O.J. Simpson Trial Witness Kato Kaelin Tells Barbara Walters 'O.J. Simpson Is Guilty'
Kato Kaelin was a witness for the prosecution in the 1995 criminal trial.
Kaelin, now 56, sat down for an interview with Barbara Walters for her Investigation Discovery series, “Barbara Walters Presents American Scandals," which airs Monday at 10 p.m. ET. He opened up about testifying at Simpson’s trial and how his feelings have changed about Simpson over the years.
“In my opinion, yes, I think he’s guilty,” Kaelin told Walters in a preview of the interview given to “Nightline.” “In hindsight of everything, like 20 years later, I think that O.J. Simpson is guilty.”
Watch more on "Nightline" tonight at 12:35 a.m. ET
At the criminal trial, Kaelin served as a witness for the prosecution and his testimony made him an overnight celebrity.
“If I saw O.J. today, I would say, ‘O.J., did you do it?” Kaelin said. “I think he would say, ‘absolutely not.’”
Kaelin, a friend to both O.J. Simpson and Nicole Simpson, helped establish a timeline for investigators. He said at the time that he had shared a takeout meal with O.J. Simpson on the night of the murders.
“O.J. Simpson came by my door in my guest house and he knocked on my door … and we ended up going to McDonald's,” Kaelin said.
Based on Kaelin’s testimony, prosecutors argued at the trial that O.J. Simpson and Kaelin returned from getting food at 9:36 p.m. on the night of the murders. Kaelin went to his bungalow and Simpson went to his house, and then an hour and 10 minutes later, a limousine arrived to take Simpson to the airport.
But in talking with Walters, Kaelin said he was with Simpson when the limo arrived.
“I was helping pack stuff into the limo because he was going to Chicago,” Kaelin told Walters. “And there was a bag that was ready to be packed, and he said ‘Don’t touch that bag,’ and that bag was never found."
“It looked like a backpack,” he continued. “I don’t know what was in there, but something in there was enough for O.J. Simpson to say, ‘Don’t touch.’”
When the verdict came back as “not guilty,” Kaelin said he remembered thinking the jury made a mistake.
Although Simpson was found not guilty in the much-disputed 1995 criminal case, he lost a wrongful death civil suit brought against him by the families of Nicole Brown Simpson and Ron Goldman in 1997. He was ordered to pay $33.5 million in damages, of which Goldman's father Fred Goldman told ABC News “20/20” this year that Simpson has not paid a single penny.

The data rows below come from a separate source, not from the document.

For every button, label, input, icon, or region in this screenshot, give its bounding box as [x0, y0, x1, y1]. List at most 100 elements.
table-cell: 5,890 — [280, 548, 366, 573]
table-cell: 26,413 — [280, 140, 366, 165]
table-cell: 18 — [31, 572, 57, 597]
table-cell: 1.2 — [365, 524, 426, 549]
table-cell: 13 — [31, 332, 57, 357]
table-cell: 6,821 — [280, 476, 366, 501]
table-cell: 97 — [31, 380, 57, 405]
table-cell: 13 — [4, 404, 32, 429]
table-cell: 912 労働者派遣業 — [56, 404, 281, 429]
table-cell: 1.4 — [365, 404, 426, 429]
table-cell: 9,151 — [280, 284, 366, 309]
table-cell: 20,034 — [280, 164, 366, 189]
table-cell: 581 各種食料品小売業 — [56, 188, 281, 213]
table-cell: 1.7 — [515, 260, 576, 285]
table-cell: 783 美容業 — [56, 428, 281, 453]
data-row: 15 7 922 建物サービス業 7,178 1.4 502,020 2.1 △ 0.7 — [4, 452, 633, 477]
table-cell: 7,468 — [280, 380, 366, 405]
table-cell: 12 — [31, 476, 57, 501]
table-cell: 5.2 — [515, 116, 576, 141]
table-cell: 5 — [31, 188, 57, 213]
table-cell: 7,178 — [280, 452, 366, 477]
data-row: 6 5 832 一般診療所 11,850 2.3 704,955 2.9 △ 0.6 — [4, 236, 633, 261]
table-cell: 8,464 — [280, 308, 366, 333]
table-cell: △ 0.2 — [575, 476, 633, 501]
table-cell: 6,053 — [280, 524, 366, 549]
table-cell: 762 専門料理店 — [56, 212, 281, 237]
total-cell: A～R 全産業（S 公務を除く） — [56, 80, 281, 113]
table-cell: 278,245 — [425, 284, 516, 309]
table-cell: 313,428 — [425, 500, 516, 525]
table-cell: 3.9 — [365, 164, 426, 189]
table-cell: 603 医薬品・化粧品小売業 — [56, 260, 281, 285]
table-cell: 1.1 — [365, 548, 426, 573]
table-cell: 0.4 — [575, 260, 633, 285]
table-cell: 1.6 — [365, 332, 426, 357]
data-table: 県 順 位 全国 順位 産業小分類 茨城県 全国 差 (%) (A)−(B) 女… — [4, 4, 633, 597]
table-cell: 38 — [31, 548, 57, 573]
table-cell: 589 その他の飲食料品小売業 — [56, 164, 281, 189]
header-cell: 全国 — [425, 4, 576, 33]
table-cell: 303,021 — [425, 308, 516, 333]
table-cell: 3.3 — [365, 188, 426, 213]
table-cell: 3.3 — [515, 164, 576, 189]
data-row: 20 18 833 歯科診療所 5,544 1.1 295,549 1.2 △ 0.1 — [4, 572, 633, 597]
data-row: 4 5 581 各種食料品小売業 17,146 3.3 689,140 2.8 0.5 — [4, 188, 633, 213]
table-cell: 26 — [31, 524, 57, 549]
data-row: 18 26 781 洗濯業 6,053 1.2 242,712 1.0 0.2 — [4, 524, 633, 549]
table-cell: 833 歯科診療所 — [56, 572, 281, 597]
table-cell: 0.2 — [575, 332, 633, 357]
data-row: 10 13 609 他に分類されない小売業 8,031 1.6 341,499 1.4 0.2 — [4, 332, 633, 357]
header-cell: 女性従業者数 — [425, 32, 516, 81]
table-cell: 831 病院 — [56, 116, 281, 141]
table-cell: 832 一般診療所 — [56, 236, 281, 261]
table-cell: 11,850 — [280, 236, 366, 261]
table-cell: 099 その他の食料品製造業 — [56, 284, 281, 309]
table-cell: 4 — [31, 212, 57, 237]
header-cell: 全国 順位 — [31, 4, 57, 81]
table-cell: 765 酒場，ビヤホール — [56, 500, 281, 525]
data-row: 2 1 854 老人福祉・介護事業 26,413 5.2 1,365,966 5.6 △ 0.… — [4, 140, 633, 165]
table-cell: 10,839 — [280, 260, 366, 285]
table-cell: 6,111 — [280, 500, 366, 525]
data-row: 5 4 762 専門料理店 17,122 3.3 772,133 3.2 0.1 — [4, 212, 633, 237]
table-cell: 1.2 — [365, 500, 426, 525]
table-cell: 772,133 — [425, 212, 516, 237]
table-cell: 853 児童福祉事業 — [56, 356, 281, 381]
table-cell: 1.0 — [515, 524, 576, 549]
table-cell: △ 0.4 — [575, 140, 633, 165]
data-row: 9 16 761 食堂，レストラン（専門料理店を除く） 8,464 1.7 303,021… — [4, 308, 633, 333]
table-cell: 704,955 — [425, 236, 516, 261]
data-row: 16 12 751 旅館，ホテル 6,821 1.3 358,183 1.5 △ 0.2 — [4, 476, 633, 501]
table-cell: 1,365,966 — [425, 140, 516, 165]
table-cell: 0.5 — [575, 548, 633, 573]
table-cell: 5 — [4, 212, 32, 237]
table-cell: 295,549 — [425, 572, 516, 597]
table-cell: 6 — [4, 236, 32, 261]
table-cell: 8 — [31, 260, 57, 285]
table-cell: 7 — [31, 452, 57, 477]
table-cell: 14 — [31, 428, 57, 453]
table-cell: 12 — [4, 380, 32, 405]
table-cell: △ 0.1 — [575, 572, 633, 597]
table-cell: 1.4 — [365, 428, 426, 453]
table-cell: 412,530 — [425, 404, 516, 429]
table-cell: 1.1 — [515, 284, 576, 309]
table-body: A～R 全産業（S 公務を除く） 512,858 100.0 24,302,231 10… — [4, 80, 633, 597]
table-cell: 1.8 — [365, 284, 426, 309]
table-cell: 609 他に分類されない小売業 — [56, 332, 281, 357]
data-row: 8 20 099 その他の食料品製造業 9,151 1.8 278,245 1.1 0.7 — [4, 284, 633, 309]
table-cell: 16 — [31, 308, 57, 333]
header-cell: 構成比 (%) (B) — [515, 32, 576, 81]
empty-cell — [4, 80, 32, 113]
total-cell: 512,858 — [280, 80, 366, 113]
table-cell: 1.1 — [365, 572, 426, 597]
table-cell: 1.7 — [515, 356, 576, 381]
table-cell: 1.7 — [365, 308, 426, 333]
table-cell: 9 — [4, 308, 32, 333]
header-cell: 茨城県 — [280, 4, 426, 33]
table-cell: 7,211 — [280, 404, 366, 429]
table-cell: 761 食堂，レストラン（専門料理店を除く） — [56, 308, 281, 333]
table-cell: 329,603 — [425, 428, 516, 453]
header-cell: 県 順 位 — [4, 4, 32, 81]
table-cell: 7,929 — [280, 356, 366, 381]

In September 2007, Simpson was arrested in Las Vegas for armed robbery after attempting to steal sports memorabilia he claimed belonged to him. Thirteen years to the day after being acquitted in his criminal trial, Simpson was found guilty of robbery and kidnapping and given a sentence of up to 33 years in prison.
Simpson, now 68, is serving time at Lovelock Correctional Facility in Lovelock, Nevada. He will be eligible for parole in October 2017.